Bruno Dumont: P’tit Quinquin
BRUNO DUMONT
P’TIT QUINQUIN
(Francia 2014, col., quattro episodi da 52 min., commedia)
Che schiaffo! Bruno Dumont spiazza tutti. Il suo percorso filmico/filosofico cambia rotta e dallo studio del dramma, con tutte le sue varianti, passa allo studio della commedia, anzi della comicità. Per i Cahiers si tratta di una vera e propria bomba cinematografica, per I Cineuforici di uno schiaffo: un vero e proprio affronto alla contemporaneità.
Innanzitutto, si tratta di una serie tv (anche se esiste una versione scope per il cinema: a Cannes fu presentata sotto questa veste) e come tale va accolta. Poiché serie televisiva (il canale Arte ha dato carta bianca al regista), P’tit Quinquin esige un formato specifico: meno campi lunghi (amati da Dumont), più campi medi e primi piani (spesso in lieve contre-plongée); durata prestabilita. Dumont coglie queste restrizioni come una possibilità e non come un freno alla sua opera.
Oltre a questi dati, che cos’è P’tit Quinquin? L’opera del regista filosofo è un rimescolamento delle carte contemporanee; un
ribaltamento visivo e uditivo; un altro punto di vista sulla quotidianità; un rivoltamento dei generi cinematografici. P’tit Quinquin spiazza lo spettatore: è uno schiaffo improvviso. Banalmente, è talmente “altro” che non sappiamo ancora dire se ci è piaciuto o no. Forse il termine “piacere” non è il più appropriato. Questo perché non si riesce a fare una qualsiasi comparazione con un qualsiasi altro precedente cinematografico o televisivo.

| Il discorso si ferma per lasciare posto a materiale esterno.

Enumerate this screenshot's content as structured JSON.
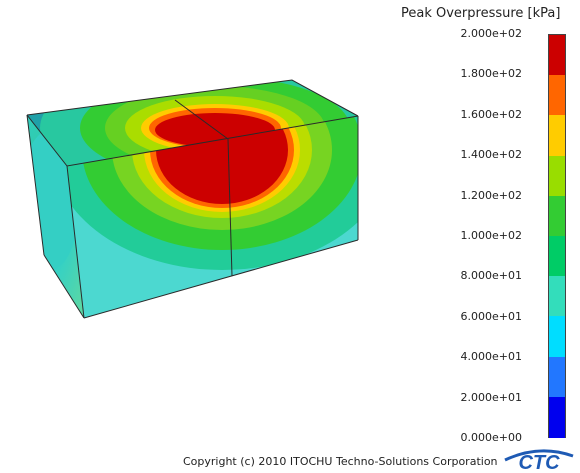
{
  "legend": {
    "title": "Peak Overpressure [kPa]",
    "ticks": [
      "2.000e+02",
      "1.800e+02",
      "1.600e+02",
      "1.400e+02",
      "1.200e+02",
      "1.000e+02",
      "8.000e+01",
      "6.000e+01",
      "4.000e+01",
      "2.000e+01",
      "0.000e+00"
    ],
    "colors": [
      "#cc0000",
      "#ff6600",
      "#ffcc00",
      "#99dd00",
      "#33cc33",
      "#00cc66",
      "#33ddbb",
      "#00ddff",
      "#2277ff",
      "#0000ee"
    ]
  },
  "footer": {
    "copyright": "Copyright (c) 2010 ITOCHU Techno-Solutions Corporation",
    "logo_text": "CTC"
  }
}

La trama in sé non è nulla di particolare. In fin dei conti P’tit Quinquin è un’indagine poliziesca che ruota intorno a una serie di omicidi a tematica agricola. Due poliziotti di un paesino di campagna nel nord della Francia sono incaricati delle indagini. Il tutto è visto con gli occhi di un bambino, annoiato dalle vacanze estive.
Partendo dalla parodia del genere poliziesco, molto alla moda, il lavoro di Bruno Dumont supera questa fase del comico, per sfociare nel burlesco e, ancora più in là, nell’assurdo. C’è chi ha rievocato alcuni momenti di Twin Peaks, c’è chi l’ha paragonato ai film di Chaplin e chi ancora a Jacques Tati, ma in verità P’tit Quinquin è qualcosa di “nuovo”. È ovviamente erede del passato, quello comico francese ad esempio, ma è anche e soprattutto portatore di novità cinematografica. Dumont è riuscito a omogenizzare (si vedrà in quale maniera) i diversi momenti del genere comico, poc’anzi accennati, espressi dal gendarme e dal luogotenente, alle azioni innocenti del giovane protagonista e ai momenti più riflessivi tipicamente “dumontiane” (la banalità del male, i problemi sociali, la disabilità e le varie difficoltà quotidiane elevate questioni spirituali).
C’è, però, dell’altro: egli non è riuscito solo in questa impresa, ma anche in quella del “far notare” allo spettatore il lavoro
d’omogeneizzazione. P’tit Quinquin è in equilibrio precario fra dramma e comicità, fra la cavolata e il capolavoro, fra la serie tv e il film, fra l’artificio e la naturalezza, fra il dilettantismo e il professionismo. L’omogeneizzazione allora non è più, classicamente, dietro alle quinte ma compare in superficie: lo spettatore non può non rendersi conto di questo lavoro artigianale. Dumont porta alla luce del sole, ciò che solitamente non si vede: la realizzazione di un’opera. Gli assi calati dal regista per mostrare quanto detto, sono proprio le estremizzazioni delle situazioni, il voler caricare e ancora caricare d’ironia, di dramma e di espressioni ogni singolo istante della serie tv. L’equilibrio trovato da Dumont, questo mostrare il tentativo di omogeneizzare, è spiazzante. Un vero e proprio schiaffo per lo spettatore, lasciato lì sul suo divano in balìa delle immagini, delle parole appena viste e a chiedersi: “Che razza di roba ho appena visto?”, “Mi è piaciuto?”. Al secondo, al terzo e, infine, nell’ultimo e magnifico episodio, tornano tutti i conti. La lunghissima e assurda sequenza del funerale non dà più fastidio, perché rientra nel cerchio di P’tit Quinquin: non deve piacere o no, deve scombussolare gli elementi cinematografici finora dati per certi.
Nel lavoro di Dumont, l’auto della polizia può arrivare anche su due ruote.